Chronique La Djouille de Jean Pérol

Linda Pommereul Librairie Doucet (Le Mans)

Ce roman décrit une humanité meurtrie par la guerre ou écrasée par le poids des inégalités sociales, il raconte l’humanité dans sa folie et ses désillusions, dans sa générosité et sa solitude. Il y a du bruit et de la fureur dans ce texte.

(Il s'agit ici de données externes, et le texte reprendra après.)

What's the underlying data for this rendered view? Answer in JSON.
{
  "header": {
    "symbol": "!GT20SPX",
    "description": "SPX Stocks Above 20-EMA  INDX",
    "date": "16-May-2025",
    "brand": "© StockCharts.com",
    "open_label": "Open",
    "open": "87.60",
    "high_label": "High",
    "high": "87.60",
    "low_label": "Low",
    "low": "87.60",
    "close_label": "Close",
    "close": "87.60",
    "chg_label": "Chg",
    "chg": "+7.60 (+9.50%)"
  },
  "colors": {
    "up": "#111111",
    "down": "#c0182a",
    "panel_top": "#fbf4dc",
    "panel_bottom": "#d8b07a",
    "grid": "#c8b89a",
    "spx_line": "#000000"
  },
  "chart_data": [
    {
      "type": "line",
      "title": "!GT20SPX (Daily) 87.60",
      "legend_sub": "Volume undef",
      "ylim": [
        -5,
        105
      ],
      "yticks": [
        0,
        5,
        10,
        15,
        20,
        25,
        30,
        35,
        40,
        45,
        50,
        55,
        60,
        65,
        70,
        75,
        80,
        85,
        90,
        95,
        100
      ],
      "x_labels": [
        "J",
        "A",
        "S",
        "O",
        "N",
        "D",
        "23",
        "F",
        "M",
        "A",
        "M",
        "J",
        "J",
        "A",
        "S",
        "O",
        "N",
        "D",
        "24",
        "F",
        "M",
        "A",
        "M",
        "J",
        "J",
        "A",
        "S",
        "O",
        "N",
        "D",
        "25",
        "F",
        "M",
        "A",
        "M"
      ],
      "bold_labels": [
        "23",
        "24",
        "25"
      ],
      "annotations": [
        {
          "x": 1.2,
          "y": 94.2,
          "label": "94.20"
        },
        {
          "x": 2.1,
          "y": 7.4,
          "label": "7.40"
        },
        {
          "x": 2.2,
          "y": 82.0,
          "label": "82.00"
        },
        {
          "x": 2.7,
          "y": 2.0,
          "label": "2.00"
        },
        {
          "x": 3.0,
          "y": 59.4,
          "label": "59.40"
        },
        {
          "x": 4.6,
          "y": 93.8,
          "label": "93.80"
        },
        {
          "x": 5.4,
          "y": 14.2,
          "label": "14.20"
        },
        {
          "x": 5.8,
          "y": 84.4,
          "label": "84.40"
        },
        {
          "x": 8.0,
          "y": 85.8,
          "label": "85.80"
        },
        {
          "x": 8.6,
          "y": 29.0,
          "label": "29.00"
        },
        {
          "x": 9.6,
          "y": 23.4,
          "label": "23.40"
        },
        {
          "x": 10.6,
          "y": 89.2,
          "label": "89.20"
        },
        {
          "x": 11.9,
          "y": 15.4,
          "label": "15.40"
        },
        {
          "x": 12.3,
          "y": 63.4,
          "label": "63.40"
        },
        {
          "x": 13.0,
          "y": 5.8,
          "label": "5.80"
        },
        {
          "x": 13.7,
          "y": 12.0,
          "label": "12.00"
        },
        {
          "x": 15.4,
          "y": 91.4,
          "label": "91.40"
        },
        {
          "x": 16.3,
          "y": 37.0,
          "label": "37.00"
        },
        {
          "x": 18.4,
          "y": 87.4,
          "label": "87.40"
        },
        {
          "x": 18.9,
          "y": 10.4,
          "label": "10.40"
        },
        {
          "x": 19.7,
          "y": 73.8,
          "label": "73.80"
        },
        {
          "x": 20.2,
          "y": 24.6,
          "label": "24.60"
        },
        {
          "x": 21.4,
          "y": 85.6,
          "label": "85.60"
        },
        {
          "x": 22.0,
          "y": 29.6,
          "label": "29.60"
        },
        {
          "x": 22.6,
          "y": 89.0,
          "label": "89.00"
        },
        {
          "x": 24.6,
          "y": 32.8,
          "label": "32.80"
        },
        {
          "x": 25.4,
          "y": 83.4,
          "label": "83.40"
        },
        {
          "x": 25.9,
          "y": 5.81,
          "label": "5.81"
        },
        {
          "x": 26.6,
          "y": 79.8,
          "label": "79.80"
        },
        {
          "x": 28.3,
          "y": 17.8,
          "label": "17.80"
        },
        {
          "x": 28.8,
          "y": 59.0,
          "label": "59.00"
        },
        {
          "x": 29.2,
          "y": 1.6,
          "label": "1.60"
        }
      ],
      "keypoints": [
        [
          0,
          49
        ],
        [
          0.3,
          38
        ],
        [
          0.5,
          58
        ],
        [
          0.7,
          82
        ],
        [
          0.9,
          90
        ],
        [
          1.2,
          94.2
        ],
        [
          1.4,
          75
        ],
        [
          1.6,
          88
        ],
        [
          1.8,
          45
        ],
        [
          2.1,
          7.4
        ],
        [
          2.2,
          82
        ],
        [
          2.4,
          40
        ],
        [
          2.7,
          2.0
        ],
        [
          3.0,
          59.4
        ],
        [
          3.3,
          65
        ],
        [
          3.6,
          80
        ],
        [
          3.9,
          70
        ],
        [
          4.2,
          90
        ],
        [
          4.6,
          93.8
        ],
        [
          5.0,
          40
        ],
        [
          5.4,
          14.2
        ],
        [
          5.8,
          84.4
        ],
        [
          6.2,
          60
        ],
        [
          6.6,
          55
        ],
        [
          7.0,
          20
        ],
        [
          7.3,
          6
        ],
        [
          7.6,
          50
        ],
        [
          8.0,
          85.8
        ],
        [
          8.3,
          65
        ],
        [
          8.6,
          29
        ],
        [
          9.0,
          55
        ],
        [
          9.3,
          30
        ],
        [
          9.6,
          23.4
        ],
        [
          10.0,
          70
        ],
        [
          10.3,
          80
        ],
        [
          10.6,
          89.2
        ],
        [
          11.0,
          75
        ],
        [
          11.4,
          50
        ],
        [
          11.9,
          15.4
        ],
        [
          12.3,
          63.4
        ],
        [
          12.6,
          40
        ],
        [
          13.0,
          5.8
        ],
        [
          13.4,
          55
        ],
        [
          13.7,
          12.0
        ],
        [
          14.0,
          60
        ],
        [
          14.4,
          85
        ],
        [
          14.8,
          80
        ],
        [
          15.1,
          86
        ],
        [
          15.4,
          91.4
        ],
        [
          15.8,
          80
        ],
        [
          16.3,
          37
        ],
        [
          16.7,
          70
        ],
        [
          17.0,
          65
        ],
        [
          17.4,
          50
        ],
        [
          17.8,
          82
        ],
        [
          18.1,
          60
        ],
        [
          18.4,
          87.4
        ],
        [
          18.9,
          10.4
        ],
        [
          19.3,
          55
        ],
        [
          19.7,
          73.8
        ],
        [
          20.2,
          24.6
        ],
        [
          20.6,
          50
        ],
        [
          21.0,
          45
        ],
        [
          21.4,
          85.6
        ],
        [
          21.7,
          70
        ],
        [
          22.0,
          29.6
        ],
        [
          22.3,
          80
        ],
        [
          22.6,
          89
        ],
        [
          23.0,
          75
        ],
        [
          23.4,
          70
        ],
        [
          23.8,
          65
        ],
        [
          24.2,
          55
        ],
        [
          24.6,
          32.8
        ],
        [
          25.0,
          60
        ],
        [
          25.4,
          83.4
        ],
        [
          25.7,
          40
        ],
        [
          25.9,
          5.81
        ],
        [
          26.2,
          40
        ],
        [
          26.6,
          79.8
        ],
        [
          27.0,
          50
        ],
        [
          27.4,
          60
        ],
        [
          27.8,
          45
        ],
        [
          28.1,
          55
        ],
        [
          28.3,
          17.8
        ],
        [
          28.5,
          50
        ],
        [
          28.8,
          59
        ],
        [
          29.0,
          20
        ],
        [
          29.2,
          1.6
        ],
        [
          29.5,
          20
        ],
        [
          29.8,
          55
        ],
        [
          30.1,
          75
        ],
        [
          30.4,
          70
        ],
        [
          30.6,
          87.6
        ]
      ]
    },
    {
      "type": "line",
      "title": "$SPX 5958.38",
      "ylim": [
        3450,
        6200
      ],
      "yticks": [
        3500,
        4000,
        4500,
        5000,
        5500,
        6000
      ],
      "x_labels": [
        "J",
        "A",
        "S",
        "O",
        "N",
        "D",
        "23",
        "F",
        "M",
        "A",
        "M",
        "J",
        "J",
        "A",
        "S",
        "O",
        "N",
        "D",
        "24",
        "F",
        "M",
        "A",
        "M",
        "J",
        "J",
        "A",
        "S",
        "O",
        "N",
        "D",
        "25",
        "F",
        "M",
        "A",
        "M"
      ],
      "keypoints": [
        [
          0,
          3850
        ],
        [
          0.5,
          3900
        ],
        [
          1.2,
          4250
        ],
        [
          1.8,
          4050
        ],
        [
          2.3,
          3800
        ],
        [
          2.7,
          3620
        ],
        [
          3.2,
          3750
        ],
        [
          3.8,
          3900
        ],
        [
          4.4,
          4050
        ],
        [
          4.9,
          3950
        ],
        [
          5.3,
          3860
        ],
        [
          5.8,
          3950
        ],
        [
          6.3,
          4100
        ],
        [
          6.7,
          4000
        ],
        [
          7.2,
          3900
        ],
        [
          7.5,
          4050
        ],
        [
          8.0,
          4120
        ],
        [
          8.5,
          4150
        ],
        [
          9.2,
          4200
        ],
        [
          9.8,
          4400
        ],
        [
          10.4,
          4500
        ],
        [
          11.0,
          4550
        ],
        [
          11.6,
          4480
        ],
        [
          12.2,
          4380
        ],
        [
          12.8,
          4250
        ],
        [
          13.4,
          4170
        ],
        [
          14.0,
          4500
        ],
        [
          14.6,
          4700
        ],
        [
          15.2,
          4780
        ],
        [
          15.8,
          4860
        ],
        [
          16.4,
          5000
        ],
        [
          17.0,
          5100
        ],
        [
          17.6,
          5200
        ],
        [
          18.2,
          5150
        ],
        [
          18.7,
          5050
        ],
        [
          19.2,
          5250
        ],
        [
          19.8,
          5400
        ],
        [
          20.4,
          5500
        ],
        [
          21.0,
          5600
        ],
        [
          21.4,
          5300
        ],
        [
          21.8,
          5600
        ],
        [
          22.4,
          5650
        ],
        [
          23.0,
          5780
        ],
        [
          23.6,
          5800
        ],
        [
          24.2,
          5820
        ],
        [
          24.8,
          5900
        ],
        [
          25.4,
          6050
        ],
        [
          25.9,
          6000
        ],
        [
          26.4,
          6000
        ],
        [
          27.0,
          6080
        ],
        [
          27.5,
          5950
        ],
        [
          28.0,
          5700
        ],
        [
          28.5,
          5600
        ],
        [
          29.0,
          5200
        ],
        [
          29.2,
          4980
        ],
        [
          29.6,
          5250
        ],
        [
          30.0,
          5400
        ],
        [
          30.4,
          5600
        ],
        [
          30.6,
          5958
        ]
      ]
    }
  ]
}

Jean Pérol est un poète, romancier, un écrivain voyageur, professeur au lycée français de Tokyo, il sera aussi le directeur de l’Institut franco-japonais pendant cinq années. À la demande d’Aragon, il fera des portraits d’auteurs, comme Mishima, et entretiendra des relations amicales avec un dénommé Kawabata. Il travaillera et séjournera aussi à La Nouvelle-Orléans, et même à Kaboul. Ses écrits sont imprégnés par ces longues années de voyage à l’étranger. Un bon livre crée un lien fort entre l’écrivain et le lecteur. C’est le sentiment que l’on éprouve à la lecture de l’œuvre littéraire de Jean Pérol, que ce soit sa poésie ou un roman comme Le Soleil se couche à Nippori (La Différence). Son parcours peu ordinaire sert une écriture exigeante, portée par un besoin permanent de liberté. L’Afghanistan et la province française sont au cœur de ce roman lumineux et mélancolique. Un vieux professeur vit retiré dans le massif des Cévennes. Il se souvient de l’amour qu’il a éprouvé pour une certaine Justine, de ce sentiment d’échec qui l’a possédé et l’a détruit au point de le pousser à s’exiler vers les terres hostiles de l’Afghanistan. C’était au moment de l’invasion soviétique. Le pays s’écroule, les hommes sont épuisés, les espoirs sont emportés par la guerre. Quelques années plus tard, il revient en France. Protégé par sa solitude, il vit loin des tourments du monde. Pourtant, il accepte l’aide d’un jeune étudiant, Fabien, qui vient l’aider à mener des travaux de restauration. Il observe le jeune homme comme le reflet de sa propre jeunesse, surtout quand il le voit s’éprendre de la jeune Clara. Des sentiments profonds se dégagent de ce texte d’une rare poésie, car lorsque Jean Pérol parle de la beauté du monde et de la noirceur des hommes, il fixe le temps sur des images d’une rare puissance.